A POLICE OFFICER WANTS TO TALK TO ME. SHOULD I MEET WITH HIM?
This is a very common question that is asked of criminal defense lawyers. The scenario goes something like this: you get a phone call or there is a card stuck in the door when you come home from work. The request is from a detective who wants to talk to you. You call him back. He tells you that he would like to meet with you and he is willing to come to your house, meet at a coffee shop or meet at the police station. He seems non-threatening and is very polite. But he refuses to tell you why he wants to meet; just that he wants to discuss some things with you. You agree to meet because he seems likeable and you figure you can handle things on your own.

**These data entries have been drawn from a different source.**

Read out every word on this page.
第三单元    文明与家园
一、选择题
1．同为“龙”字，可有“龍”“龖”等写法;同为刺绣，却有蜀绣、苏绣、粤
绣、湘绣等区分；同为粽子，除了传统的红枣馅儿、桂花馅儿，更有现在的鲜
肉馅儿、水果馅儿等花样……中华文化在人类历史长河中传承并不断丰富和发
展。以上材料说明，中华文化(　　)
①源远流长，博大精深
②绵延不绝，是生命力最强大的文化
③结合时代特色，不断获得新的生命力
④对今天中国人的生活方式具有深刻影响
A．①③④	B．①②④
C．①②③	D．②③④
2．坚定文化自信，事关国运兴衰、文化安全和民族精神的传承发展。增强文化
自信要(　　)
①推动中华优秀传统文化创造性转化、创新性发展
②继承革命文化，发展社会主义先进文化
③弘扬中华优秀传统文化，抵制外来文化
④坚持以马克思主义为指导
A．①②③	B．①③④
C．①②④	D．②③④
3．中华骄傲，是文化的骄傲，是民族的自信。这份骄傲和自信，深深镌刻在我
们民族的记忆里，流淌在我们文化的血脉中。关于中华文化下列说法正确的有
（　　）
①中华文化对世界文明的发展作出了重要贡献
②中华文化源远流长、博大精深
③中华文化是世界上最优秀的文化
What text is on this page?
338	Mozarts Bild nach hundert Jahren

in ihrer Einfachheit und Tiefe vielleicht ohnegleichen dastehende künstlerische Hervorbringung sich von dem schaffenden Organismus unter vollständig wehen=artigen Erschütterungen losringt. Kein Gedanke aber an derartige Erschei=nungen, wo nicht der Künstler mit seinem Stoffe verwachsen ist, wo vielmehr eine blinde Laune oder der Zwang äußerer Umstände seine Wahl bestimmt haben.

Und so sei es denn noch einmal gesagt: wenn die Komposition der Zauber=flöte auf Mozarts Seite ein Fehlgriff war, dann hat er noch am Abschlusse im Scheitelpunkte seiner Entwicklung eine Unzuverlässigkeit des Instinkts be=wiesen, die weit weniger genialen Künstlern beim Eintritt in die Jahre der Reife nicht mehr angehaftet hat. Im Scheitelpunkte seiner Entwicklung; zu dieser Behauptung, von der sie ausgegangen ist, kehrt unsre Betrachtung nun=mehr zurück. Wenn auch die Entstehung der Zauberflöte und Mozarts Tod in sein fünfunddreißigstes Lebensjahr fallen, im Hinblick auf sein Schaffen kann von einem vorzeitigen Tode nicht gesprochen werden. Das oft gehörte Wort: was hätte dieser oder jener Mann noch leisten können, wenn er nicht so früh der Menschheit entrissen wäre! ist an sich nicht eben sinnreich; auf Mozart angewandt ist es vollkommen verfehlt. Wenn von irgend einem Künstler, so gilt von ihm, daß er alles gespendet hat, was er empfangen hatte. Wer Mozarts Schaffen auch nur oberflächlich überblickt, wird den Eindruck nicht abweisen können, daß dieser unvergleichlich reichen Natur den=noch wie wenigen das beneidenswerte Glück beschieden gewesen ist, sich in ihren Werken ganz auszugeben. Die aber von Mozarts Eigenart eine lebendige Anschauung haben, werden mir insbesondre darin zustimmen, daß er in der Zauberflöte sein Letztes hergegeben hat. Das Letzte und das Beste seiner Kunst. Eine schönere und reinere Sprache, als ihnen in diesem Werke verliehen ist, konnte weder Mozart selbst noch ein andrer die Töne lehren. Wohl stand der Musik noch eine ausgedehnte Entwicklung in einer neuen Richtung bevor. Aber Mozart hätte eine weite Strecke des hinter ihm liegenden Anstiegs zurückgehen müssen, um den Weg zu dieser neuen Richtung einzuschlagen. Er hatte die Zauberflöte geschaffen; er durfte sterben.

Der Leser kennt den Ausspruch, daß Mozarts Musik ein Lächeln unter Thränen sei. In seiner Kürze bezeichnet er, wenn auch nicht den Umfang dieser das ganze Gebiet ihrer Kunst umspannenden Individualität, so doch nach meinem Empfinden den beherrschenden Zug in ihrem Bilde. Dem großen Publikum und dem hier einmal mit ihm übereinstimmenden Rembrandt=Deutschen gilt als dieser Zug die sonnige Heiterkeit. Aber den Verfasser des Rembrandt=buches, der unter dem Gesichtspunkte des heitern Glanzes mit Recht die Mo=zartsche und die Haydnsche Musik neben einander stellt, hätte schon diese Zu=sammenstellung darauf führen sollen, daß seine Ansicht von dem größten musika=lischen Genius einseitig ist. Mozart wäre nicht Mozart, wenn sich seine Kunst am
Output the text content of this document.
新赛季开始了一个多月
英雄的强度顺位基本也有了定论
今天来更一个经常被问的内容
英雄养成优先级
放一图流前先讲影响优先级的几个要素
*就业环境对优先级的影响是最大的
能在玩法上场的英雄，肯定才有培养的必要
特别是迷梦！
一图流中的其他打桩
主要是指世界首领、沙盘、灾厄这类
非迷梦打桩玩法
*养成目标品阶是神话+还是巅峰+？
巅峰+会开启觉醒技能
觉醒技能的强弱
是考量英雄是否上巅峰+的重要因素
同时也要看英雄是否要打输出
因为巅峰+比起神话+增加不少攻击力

At this point it is not too late to get good legal advice. Even if you have already promised to meet, you always have the right to talk to a lawyer first. You can call the detective yourself or have your lawyer call to tell him you need more time. At the very least you should consult with a lawyer so that you know what your rights are before going into the meeting.
For those of you who do not heed such warning and meet with the detective without advice of counsel, many of you will discover that you are the target of an investigation. To make matters worse, the detective will not read you a Miranda warning to advise you that you have the right to remain silent and also the right to speak to an attorney before saying anything. Why no warning? Because you are there voluntarily and not “in custody." If you make it this far you probably hear the detective tell you that you are not under arrest and that you are free to leave at any time. He may even leave the interview room door open.
Don’t be fooled. Even though you are free to leave and even though you weren’t given proper Miranda warnings, your statement WILL be used against you later on. There is a reason he turned on his hand-held recorder that is sitting on the table in front of you.
So the question you have to ask yourself is: Why wouldn’t you meet with a lawyer before speaking with the police?